For people who are even later arrivals to the party than I, we are in 12th century Worcestershire. Hugh Bradecote is the Under Sheriff of the county, and is of noble birth with a degree of hauteur, while Sergeant Catchpoll is Worcester through-and-through, rough and ready, but very street-wise. Walkelin – the apprentice – is something of a ‘gofer’, but is bright, perceptive, and not afraid to speak his mind. This story begins with the discovery of a man who has met a violent death. His face has been removed and his throat has been ripped out. Extensive damage to his limbs suggests an assault by a violent animal. A wolf, perhaps? But even in the Royal hunting Forest of Feckenham1, wolves have not been seen for many a year.
Hugh Bradecote is on what we could call paternity leave. He is particularly anxious about his heavily pregnant second wife, as his first wife died in childbirth.

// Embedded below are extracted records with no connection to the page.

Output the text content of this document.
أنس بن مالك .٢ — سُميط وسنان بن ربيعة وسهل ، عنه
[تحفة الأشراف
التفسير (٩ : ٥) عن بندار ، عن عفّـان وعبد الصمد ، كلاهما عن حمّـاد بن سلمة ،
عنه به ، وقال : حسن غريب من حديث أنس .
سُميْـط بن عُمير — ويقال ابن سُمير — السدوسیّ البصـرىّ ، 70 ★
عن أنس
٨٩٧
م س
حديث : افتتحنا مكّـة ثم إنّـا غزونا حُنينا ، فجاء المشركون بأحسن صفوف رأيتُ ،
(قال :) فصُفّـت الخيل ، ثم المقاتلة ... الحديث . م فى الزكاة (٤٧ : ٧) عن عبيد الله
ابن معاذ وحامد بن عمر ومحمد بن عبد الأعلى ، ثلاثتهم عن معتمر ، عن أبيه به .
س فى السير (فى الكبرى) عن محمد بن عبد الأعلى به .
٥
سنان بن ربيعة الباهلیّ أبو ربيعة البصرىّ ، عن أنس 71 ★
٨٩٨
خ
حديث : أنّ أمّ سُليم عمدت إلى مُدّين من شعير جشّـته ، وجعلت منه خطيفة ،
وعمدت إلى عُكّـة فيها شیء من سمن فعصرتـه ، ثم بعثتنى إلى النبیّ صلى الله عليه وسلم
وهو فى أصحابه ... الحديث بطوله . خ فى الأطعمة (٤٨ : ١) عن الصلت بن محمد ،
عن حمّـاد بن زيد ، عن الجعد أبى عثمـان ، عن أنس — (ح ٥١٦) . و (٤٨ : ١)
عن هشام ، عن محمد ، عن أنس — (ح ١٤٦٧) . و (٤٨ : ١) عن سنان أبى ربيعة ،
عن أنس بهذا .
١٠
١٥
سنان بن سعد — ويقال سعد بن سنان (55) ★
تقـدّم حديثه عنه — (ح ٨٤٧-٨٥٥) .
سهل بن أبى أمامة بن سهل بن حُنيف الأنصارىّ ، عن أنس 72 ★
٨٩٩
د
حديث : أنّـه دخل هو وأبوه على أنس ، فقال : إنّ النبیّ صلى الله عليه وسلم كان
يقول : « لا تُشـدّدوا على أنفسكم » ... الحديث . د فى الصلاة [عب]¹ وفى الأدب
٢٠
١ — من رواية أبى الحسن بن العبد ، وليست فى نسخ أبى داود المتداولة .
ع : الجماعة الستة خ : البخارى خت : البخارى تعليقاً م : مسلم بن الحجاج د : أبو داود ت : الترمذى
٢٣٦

With some villagers of Feckenham convinced that Durand Wuduweard 2 was savaged by a wolf, and the more credulous of them even believing that the killing was the work of a werewolf, Bradecote has to return to duty.

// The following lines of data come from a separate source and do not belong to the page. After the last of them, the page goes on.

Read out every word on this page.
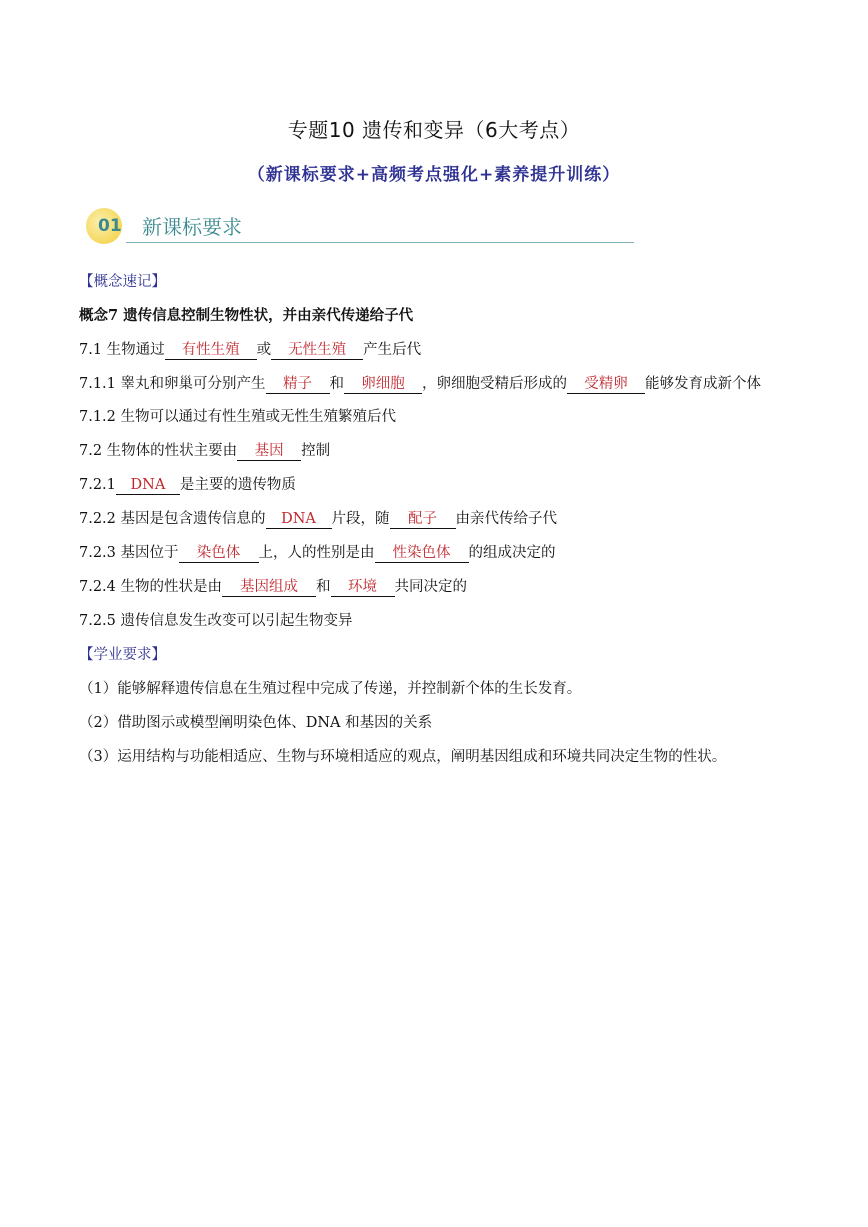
专题10 遗传和变异（6大考点）
（新课标要求+高频考点强化+素养提升训练）
01 新课标要求
【概念速记】
概念7 遗传信息控制生物性状，并由亲代传递给子代
7.1 生物通过 有性生殖 或 无性生殖 产生后代
7.1.1 睾丸和卵巢可分别产生 精子 和 卵细胞 ，卵细胞受精后形成的 受精卵 能够发育成新个体
7.1.2 生物可以通过有性生殖或无性生殖繁殖后代
7.2 生物体的性状主要由 基因 控制
7.2.1 DNA 是主要的遗传物质
7.2.2 基因是包含遗传信息的 DNA 片段，随 配子 由亲代传给子代
7.2.3 基因位于 染色体 上，人的性别是由 性染色体 的组成决定的
7.2.4 生物的性状是由 基因组成 和 环境 共同决定的
7.2.5 遗传信息发生改变可以引起生物变异
【学业要求】
（1）能够解释遗传信息在生殖过程中完成了传递，并控制新个体的生长发育。
（2）借助图示或模型阐明染色体、DNA 和基因的关系
（3）运用结构与功能相适应、生物与环境相适应的观点，阐明基因组成和环境共同决定生物的性状。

We are some half way into the book before the officers have any concept of who – and what – is responsible for the death of Durand. More corpses and a savage attack on a landowner prompt an even greater sense of urgency to the quest, but then Bradecote, Catchpoll, Walkelin and their boss De Beachamp finally realise that the motive for the crimes is one of the oldest and deadliest – revenge, bitterly fermented and long standing.

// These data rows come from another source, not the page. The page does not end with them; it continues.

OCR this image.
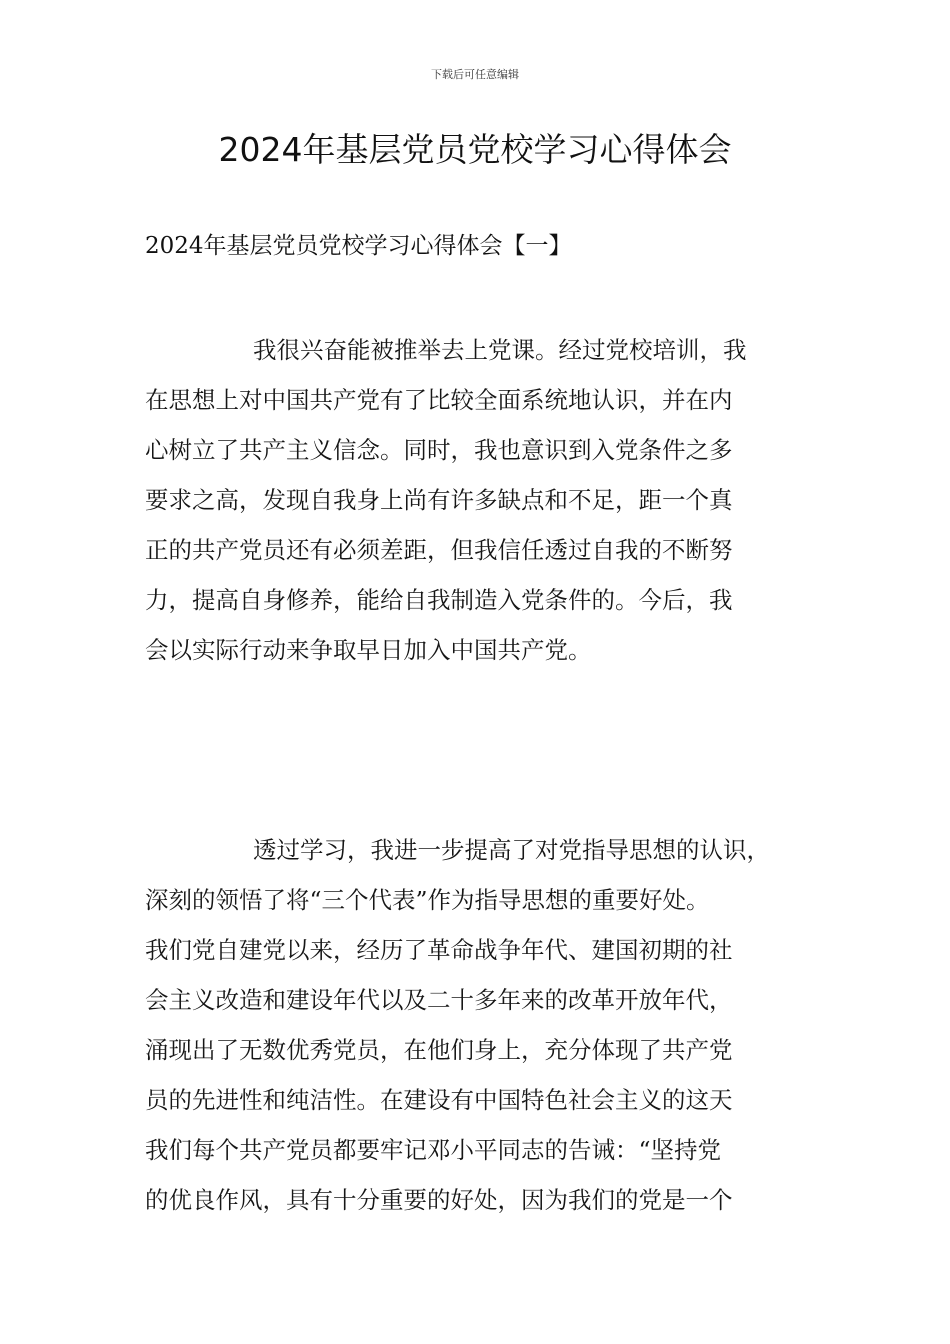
下载后可任意编辑
2024年基层党员党校学习心得体会
2024年基层党员党校学习心得体会【一】
我很兴奋能被推举去上党课。经过党校培训，我
在思想上对中国共产党有了比较全面系统地认识，并在内
心树立了共产主义信念。同时，我也意识到入党条件之多
要求之高，发现自我身上尚有许多缺点和不足，距一个真
正的共产党员还有必须差距，但我信任透过自我的不断努
力，提高自身修养，能给自我制造入党条件的。今后，我
会以实际行动来争取早日加入中国共产党。
透过学习，我进一步提高了对党指导思想的认识，
深刻的领悟了将“三个代表”作为指导思想的重要好处。
我们党自建党以来，经历了革命战争年代、建国初期的社
会主义改造和建设年代以及二十多年来的改革开放年代，
涌现出了无数优秀党员，在他们身上，充分体现了共产党
员的先进性和纯洁性。在建设有中国特色社会主义的这天
我们每个共产党员都要牢记邓小平同志的告诫：“坚持党
的优良作风，具有十分重要的好处，因为我们的党是一个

One of the qualities of a natural and gifted storyteller is the ability to provide atmosphere. Sarah Hawkswood recreates a cold and grey Worcestershire at the onset of November. Many of the poorer folk will struggle to survive the next four months and will succumb to cold, hunger, disease – or a mixture of all three. The wolves may have mostly disappeared, but the forest is a dark and unforgiving place for the people who have hacked out space within it for their precarious lives. The grimly authentic setting aside, this is a bloody good detective story from one of our finest writers. Wolf at the Door is published by Allison & Busby and is out on 19th August.
- Feckenham Forest was a royal forest, centred on the village of Feckenham, covering large parts of Worcestershire and west Warwickshire. It was not entirely wooded, nor entirely the property of the King. Rather, the King had legal rights over game, wood and grazing within the forest, and special courts imposed harsh penalties when these rights were violated.
- A Wuduweard (old English) was the warden of a forest. It is probably the origin of the surname Woodward.